Salman Rushdie, the prolific author whose acclaimed magical realist novel "The Satanic Verses" prompted calls for his assassination after it was published in the 1980s, has given his first interview after a brutal stabbing last summer that left him with severe injuries, including blindness in one eye.
Ahead of the release of his next book, "Victory City," on Tuesday, Rushdie, 75, reflected on dodging numerous threats over the course of his career and spoke about his recovery in a lengthy interview with the New Yorker published on Monday. It was Rushdie's first interview since he was stabbed 15 times during a lecture in Chautauqua, New York, in August.
"There have been nightmares—not exactly the incident, but just frightening," Rushdie shared. "Those seem to be diminishing. I'm fine. I'm able to get up and walk around. When I say I'm fine, I mean, there's bits of my body that need constant checkups. It was a colossal attack."
Rushdie's suspected attacker has been identified by law enforcement as Hadi Matar, 24, of New Jersey. Matar is accused of rushing the stage during Rushdie's speaking engagement in Chautauqua and stabbing him repeatedly, while also injuring the event's moderator, Henry Reese. Matar was charged with attempted murder in the second degree and assault in the second degree, and is being held at the Chautauqua County Jail.
Rushdie was hospitalized for six weeks while receiving treatment for wounds that his literary agent, Andrew Wylie, described as severe in remarks to the Spanish language newspaper El País soon after the stabbing. At the time, Wylie had said that Rushdie suffered serious injuries to his face and neck, as well as his liver and critical nerves in one arm.
Rushdie said in his New Yorker interview that, six months after the attack, his "main overwhelming feeling is gratitude," while noting that the road to recovery both physically and psychologically is ongoing.
"I have feeling in my thumb and index finger and in the bottom half of the palm. I'm doing a lot of hand therapy, and I'm told that I'm doing very well," he told the magazine. Rushdie also said that, despite never allowing himself "to use the phrase 'writer's block,'" he has struggled to write since the stabbing.
"There is such a thing as P.T.S.D., you know," he said. "I've found it very, very difficult to write. I sit down to write, and nothing happens. I write, but it's a combination of blankness and junk, stuff that I write and that I delete the next day. I'm not out of that forest yet, really."
The physical acts of typing, and writing, to a lesser extent, are also challenging in and of themselves, Rushdie added, "because of the lack of feeling in the fingertips of these fingers." In a photograph published of him alongside the New Yorker article, as well as a personal selfie that Rushdie posted on Twitter in time with the story, the left frame of his eyeglasses is shaded in.

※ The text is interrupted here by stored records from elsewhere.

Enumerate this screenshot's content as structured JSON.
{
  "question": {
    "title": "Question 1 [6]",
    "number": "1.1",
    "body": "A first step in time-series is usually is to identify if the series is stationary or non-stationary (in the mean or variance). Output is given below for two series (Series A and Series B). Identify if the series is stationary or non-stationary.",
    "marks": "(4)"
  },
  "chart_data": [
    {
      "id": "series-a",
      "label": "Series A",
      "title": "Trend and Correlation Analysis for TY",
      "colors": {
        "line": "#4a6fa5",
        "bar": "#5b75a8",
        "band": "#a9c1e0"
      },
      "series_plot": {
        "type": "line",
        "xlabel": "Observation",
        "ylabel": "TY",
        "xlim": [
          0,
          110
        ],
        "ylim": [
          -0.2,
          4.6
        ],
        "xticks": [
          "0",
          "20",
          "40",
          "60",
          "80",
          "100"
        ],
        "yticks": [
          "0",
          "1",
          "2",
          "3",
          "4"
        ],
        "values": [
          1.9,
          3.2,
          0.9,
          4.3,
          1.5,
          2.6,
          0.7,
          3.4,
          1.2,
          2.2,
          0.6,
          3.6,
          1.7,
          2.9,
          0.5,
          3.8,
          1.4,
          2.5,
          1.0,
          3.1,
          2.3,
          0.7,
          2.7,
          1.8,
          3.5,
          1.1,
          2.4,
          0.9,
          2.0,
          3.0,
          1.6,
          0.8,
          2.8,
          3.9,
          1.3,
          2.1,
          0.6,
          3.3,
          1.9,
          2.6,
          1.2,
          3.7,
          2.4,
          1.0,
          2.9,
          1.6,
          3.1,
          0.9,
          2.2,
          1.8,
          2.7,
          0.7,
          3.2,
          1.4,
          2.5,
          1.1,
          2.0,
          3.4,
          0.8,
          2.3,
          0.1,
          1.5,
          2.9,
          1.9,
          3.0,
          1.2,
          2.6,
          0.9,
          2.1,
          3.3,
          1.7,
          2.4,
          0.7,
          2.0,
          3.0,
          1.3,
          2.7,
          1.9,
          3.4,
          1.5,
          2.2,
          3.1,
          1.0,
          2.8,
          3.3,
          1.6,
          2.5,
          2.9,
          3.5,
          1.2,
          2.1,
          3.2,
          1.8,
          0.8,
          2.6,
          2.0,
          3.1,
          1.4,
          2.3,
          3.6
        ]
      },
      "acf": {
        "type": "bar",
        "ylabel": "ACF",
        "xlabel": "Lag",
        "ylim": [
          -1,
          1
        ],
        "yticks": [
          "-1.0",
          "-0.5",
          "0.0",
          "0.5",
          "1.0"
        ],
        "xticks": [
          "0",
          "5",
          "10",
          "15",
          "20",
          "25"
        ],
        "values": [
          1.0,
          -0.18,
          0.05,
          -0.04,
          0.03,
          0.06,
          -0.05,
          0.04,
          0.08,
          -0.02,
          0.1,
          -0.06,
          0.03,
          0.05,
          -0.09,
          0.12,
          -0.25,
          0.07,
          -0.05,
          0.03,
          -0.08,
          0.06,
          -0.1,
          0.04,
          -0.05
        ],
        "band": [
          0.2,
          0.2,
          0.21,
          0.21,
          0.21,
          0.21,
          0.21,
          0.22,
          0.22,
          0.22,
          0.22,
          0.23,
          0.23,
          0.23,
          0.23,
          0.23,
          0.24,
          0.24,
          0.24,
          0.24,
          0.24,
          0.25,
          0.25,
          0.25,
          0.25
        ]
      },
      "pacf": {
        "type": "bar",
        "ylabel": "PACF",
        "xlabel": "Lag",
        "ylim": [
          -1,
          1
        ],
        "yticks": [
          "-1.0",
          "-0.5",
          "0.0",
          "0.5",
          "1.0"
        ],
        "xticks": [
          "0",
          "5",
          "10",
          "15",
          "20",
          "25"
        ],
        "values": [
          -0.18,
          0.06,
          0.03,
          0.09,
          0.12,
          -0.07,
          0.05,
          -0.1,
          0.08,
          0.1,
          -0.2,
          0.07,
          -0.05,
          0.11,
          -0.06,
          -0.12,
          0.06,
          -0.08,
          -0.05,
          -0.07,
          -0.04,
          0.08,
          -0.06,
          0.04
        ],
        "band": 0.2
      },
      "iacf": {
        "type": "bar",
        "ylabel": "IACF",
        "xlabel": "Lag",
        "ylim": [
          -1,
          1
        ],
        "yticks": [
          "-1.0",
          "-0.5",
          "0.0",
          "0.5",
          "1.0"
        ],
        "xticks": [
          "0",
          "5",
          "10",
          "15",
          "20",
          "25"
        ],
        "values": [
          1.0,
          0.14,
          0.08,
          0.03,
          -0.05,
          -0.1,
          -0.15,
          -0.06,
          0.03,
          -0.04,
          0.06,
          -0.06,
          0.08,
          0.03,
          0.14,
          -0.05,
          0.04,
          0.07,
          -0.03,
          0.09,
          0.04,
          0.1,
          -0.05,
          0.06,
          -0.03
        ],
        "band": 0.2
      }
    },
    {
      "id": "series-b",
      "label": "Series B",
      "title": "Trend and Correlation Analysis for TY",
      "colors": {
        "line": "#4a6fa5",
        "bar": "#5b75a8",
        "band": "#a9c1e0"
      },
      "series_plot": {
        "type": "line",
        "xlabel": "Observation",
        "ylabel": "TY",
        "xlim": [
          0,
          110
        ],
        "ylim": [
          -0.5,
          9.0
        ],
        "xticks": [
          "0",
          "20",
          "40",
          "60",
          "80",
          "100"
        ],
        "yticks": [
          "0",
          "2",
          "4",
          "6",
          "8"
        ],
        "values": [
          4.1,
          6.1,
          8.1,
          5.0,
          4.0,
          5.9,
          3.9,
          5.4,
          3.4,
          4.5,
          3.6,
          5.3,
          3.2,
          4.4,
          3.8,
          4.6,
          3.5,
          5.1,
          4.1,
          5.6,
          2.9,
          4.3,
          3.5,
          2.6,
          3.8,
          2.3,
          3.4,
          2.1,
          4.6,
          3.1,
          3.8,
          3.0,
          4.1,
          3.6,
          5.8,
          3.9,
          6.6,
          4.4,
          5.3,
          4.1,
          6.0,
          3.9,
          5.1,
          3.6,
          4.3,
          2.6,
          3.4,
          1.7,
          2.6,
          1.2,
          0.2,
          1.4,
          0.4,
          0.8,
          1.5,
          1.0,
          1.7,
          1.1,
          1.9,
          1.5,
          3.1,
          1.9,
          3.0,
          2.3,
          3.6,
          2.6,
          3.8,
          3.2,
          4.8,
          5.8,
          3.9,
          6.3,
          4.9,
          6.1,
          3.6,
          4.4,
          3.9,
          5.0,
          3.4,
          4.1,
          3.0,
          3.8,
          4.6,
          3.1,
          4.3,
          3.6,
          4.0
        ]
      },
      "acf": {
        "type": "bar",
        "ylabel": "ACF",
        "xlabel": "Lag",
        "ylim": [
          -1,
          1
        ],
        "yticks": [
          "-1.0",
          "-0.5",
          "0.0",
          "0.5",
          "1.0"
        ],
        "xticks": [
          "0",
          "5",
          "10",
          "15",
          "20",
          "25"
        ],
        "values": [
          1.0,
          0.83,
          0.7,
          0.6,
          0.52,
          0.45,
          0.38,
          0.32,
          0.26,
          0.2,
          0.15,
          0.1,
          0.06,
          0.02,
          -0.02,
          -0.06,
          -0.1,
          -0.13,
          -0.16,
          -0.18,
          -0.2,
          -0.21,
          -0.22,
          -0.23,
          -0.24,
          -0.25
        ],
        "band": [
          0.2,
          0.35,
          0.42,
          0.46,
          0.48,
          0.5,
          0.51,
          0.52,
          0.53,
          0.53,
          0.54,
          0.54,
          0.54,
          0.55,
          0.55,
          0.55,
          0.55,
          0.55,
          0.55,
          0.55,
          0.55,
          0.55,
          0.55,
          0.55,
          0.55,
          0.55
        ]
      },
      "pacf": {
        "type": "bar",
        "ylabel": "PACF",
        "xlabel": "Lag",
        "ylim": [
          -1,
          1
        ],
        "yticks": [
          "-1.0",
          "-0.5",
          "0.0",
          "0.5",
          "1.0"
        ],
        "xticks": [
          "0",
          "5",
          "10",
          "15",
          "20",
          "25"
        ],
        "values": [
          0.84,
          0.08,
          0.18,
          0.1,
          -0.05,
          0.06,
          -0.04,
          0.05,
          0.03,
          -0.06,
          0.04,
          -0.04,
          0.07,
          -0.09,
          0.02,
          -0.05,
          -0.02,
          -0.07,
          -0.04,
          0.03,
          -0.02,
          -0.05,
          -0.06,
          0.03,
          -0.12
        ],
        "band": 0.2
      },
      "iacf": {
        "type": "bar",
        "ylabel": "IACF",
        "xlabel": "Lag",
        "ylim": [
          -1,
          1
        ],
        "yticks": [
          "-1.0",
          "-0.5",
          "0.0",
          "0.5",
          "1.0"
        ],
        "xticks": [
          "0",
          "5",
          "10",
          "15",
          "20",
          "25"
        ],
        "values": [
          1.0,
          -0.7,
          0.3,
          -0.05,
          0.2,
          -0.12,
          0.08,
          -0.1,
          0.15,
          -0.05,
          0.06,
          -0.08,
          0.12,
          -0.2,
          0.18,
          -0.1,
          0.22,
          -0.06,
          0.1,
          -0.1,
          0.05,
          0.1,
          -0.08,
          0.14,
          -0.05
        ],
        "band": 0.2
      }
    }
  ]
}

The attack on Rushdie in Chautauqua came after many years of daunting threats. He spent a considerable amount of time in hiding after Ayatollah Ruhollah Khomeini, the former supreme leader of Iran, issued a fatwa, or ruling, in 1989 that called for his death and the death of his publishers in response to "The Satanic Verses," which some considered blasphemous.
He has lived and traveled publicly for the last couple of decades, and in 2000 moved to New York City. Recalling the period prior to that, Rushdie told the New Yorker that he "had come to feel that it was a very long time ago, and that the world moves on."
Rushdie's experiences with nightmares date back to a time before the near-deadly stabbing. He described them as occasional, according to the New Yorker, but said that several nights before the event in Chautauqua, he had dreamt about being attacked "with a sharp object" by someone "like a gladiator."